Tatsächlich habe ich die Utopie bzw. ihre dunkle Schwester der Endzeit, die Dystopie, als sehr eindeutig immer nur der SF zugerechnet. Fantasy-Utopien sind mir bisher nicht begegnet. Danke für den Hinweis auf den Roman von MacDonald.
Ich frage mich tatsächlich, ob sich die SF durch ihr längeres Bestehen als literarisches Genre in soweit freigeschwommen hat, dass sie Autoren hervorgebracht hat, wie z.B. Philip K. Dick, Ray Bradbury, Robert Sheckley oder eben auch Philipp José Farmer etc. die detailverliebte, gesellschaftskritische Phantastik mit literarischen Anspruch zu vereinen wussten. Natürlich gibt es die BATTLE-TECH-Leser, aber ich halte sie für eine eher kleine Gruppe innerhalb des SF-Fandoms.

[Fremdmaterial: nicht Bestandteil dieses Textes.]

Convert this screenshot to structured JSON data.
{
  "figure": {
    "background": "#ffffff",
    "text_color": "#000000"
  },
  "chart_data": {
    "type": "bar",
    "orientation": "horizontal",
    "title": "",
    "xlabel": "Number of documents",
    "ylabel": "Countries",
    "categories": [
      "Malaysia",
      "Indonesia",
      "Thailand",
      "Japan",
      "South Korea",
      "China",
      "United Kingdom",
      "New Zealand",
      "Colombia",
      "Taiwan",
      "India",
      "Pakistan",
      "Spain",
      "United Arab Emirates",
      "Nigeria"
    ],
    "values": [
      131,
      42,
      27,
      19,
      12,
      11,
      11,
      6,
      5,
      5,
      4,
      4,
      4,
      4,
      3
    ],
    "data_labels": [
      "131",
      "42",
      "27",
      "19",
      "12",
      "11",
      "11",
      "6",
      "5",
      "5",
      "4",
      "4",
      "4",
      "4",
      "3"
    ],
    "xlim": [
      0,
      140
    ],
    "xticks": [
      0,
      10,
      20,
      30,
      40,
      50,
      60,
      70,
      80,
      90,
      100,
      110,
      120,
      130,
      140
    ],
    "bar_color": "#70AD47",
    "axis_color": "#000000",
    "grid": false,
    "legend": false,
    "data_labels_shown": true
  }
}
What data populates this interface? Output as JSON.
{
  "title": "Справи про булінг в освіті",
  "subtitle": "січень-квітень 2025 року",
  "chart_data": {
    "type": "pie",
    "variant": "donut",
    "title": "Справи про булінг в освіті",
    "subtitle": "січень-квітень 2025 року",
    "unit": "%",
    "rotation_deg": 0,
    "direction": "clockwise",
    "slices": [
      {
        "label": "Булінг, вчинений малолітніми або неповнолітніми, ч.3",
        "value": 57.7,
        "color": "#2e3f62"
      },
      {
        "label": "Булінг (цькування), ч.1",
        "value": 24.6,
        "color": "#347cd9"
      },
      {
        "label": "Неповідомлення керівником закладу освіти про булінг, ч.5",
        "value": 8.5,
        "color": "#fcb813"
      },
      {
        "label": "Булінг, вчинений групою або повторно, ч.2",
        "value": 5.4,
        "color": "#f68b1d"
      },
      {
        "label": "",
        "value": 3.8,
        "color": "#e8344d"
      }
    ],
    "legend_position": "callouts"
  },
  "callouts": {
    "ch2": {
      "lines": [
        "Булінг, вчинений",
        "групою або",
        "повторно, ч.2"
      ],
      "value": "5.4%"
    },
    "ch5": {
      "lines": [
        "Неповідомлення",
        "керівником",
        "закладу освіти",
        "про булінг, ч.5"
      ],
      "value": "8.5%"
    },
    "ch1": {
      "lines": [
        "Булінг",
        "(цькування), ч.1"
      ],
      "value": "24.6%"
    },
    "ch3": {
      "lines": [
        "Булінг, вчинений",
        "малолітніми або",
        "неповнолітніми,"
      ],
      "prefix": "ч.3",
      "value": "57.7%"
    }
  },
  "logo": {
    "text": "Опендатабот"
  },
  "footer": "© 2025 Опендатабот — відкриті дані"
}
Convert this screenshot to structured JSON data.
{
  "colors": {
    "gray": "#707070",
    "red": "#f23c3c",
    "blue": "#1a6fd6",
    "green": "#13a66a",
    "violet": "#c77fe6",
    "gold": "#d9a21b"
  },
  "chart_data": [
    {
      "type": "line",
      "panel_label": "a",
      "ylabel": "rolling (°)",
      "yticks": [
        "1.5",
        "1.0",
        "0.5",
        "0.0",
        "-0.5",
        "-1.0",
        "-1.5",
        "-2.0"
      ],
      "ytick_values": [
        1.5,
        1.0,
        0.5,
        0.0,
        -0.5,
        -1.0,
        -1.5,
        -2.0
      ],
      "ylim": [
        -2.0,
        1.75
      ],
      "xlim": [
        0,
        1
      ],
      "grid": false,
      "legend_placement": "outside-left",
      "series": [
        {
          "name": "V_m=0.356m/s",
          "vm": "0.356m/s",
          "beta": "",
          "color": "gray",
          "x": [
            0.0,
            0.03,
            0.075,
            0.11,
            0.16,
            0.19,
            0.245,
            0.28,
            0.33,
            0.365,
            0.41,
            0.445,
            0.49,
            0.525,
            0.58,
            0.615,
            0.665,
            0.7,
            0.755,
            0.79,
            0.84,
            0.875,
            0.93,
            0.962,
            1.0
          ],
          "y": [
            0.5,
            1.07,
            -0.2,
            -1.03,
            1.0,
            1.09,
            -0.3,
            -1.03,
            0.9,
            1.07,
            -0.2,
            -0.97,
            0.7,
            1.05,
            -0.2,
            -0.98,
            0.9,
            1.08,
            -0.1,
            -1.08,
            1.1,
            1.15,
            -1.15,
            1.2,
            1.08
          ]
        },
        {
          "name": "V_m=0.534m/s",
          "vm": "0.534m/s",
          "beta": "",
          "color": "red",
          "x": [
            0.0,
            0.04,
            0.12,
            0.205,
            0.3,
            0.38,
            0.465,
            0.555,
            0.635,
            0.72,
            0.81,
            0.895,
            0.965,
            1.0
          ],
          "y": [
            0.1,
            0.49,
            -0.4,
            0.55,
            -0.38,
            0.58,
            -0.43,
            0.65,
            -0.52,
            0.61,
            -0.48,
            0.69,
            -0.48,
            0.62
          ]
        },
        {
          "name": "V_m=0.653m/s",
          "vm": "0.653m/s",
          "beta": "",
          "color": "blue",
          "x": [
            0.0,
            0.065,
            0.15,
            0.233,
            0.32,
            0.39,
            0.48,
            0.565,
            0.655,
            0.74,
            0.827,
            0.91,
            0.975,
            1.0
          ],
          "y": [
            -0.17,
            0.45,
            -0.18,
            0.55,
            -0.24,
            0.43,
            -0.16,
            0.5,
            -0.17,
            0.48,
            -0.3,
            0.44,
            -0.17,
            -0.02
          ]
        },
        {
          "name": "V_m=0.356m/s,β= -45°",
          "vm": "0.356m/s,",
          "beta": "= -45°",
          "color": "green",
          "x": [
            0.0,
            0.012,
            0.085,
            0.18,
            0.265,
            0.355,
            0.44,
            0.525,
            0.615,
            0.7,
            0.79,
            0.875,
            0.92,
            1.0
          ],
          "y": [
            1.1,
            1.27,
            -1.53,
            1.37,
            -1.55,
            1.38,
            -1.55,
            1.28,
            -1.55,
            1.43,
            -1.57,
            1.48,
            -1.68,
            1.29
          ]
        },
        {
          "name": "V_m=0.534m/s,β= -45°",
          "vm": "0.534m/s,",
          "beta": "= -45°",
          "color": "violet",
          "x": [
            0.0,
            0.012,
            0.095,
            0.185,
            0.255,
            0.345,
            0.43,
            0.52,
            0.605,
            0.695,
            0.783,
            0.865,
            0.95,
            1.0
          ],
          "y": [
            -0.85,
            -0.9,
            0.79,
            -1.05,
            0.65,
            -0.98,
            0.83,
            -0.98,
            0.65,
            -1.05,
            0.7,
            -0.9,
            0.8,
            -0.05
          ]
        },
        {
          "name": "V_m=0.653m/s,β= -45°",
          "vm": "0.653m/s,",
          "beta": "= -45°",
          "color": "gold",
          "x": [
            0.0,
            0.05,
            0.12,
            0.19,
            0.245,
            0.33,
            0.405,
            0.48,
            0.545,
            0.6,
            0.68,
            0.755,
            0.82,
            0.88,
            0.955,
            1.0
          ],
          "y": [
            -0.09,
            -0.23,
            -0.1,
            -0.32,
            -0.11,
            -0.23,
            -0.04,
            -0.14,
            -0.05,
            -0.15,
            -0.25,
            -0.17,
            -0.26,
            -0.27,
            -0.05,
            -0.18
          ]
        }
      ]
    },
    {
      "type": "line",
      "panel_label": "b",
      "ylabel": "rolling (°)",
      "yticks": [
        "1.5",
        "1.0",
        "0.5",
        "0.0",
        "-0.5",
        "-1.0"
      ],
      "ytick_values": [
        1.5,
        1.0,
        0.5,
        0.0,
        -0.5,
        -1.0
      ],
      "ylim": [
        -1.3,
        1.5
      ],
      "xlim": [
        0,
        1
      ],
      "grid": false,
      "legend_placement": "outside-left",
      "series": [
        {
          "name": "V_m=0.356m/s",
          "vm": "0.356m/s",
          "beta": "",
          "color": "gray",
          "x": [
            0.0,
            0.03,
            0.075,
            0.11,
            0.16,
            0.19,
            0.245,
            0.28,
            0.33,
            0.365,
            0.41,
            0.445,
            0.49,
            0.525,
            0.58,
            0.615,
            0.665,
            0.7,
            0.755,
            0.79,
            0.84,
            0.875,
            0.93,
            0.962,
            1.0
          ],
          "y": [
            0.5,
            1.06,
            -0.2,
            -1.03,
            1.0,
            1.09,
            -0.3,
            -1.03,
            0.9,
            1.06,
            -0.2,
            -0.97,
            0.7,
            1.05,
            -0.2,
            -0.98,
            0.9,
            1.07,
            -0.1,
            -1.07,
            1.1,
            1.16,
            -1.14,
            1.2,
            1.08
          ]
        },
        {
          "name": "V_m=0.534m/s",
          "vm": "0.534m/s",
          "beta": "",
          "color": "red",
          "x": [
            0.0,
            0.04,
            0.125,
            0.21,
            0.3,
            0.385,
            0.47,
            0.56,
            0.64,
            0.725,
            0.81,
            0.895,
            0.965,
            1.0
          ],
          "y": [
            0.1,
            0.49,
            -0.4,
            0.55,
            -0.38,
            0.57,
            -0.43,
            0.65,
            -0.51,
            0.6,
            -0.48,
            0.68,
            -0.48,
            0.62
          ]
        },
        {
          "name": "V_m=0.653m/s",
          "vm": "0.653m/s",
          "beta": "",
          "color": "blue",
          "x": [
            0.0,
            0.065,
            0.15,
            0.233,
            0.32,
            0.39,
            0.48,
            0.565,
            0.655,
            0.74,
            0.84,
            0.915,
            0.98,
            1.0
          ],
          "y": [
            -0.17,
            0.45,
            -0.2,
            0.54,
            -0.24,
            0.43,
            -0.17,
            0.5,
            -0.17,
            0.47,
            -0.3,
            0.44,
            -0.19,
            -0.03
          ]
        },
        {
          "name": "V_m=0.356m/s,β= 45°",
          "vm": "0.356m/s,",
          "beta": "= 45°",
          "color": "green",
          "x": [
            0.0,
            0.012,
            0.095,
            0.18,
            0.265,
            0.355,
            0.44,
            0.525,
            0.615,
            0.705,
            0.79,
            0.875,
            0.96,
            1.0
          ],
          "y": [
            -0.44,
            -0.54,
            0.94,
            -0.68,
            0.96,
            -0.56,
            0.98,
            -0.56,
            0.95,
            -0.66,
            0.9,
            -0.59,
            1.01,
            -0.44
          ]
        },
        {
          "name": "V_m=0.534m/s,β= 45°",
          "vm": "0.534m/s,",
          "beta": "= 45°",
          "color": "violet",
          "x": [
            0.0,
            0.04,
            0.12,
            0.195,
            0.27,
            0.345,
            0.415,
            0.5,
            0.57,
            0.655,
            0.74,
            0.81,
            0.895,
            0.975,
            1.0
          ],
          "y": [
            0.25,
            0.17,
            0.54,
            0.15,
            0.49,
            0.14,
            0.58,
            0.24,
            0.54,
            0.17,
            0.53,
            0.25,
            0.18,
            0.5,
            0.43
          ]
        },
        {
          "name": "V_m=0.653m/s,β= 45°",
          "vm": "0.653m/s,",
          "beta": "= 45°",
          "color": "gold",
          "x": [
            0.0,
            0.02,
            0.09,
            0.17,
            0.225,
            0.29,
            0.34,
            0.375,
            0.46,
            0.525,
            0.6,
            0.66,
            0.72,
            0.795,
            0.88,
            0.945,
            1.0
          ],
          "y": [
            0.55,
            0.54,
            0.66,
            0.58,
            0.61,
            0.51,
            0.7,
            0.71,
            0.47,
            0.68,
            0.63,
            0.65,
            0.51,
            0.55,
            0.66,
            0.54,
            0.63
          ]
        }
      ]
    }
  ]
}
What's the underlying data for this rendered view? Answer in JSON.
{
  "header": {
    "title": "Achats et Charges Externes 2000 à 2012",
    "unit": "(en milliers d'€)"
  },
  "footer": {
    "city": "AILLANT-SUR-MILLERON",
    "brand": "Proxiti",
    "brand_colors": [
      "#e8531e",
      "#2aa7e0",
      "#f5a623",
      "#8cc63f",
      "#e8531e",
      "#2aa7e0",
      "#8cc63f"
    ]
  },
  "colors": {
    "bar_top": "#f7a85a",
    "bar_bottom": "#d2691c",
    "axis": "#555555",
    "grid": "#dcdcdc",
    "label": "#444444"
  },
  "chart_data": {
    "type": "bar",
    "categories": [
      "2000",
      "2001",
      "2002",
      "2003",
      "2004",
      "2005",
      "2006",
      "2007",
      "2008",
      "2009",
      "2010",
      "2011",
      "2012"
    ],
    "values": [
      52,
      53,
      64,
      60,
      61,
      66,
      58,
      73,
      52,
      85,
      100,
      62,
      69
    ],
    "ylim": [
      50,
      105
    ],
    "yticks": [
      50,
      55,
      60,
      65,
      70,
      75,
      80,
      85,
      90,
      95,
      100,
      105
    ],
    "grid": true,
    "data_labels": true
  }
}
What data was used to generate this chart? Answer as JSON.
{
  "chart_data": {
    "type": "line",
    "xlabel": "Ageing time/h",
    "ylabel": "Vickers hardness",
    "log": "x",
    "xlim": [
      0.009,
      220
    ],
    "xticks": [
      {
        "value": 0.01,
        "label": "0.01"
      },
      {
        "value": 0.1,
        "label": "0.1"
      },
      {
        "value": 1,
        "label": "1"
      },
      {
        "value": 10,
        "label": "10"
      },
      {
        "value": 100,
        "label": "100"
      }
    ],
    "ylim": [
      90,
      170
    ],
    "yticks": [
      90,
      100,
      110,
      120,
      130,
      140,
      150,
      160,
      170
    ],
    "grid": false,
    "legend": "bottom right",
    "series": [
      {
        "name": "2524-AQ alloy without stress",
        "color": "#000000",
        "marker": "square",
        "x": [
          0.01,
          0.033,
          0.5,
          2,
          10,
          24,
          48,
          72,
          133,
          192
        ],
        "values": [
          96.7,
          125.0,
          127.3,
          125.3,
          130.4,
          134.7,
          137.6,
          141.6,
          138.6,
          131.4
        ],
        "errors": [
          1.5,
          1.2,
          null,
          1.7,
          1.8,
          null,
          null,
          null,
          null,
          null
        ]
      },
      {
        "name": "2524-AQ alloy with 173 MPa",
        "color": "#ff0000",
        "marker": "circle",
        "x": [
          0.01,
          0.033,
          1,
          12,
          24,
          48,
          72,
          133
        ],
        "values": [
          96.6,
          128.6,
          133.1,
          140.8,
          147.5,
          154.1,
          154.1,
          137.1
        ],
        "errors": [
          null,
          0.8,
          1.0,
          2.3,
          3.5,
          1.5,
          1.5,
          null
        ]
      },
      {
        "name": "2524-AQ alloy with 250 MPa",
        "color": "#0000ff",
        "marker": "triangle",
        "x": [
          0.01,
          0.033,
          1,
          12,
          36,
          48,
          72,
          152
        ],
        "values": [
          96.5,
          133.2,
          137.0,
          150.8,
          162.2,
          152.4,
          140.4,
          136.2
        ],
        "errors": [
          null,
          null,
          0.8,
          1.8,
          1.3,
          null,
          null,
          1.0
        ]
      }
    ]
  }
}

Im Bereich der Fantasy ist Tolkien ein übermächtiger Schatten, der sowohl die Leserschaft, wie auch die Verlage in einer sehr engen Schublade gesteckt hat, aus der sie sich seit 50 Jahren kaum befreien konnten. Leider verkaufen sich die flachsten Tolkien-Plagiate immer noch sehr viel besser als jeder Autor, der versucht, in der Fantasy andere und neue Wege zu beschreiten. Weil dies so ist, wirkt der Fantasy-Markt sehr homogen flach. Dazu passt eben auch, dass Miéville zum Beispiel in Deutschland immer nur ein Geheimtipp ist und bei jedem seiner neuen Romane die Gefahr besteht, dass dieser nicht mehr in einer deutschen Übersetzung erscheint, weil z.B. Bastei Luebbe lieber den 100. Tolkien-Verschnitt veröffentlicht, der sehr erfolgreich ist, als einen Roman, der den vielleicht eher konservativen Fantasy-Lesern in seiner Originalität zu prätentiös ist und der dann wie Blei in den Regalen liegen bleibt.
Während ich bei der SF so etwas wie eine gesunde, dynamische Evolution wahrnehme, erscheint mir das Fantasy-Genre doch eher statisch und unbeweglich. Aber vielleicht kommt man auch über diesen Gedankengang dem Phänomen näher. Während die Sehnsucht nach Wundern, Göttern, Magie und Traditionen der Fantasy immanent erscheint, ist gerade die Veränderung bzw. die Evolution (technisch und gesellschaftlich) die Essenz der SF. Während die Fantasy von der Hoffnung auf ein Zurück lebt, fordert die SF mit lauter Stimme ein "Vorwärts".
Bleibt also zum Schluss der Eindruck, dass der herkömmliche Fantasy-Leser ein konservativer Traditionalist ist, der sich eben gegen jede Veränderung stemmt?
Es grüßt
Actibus aut verbis noli tu adsuescere pravis.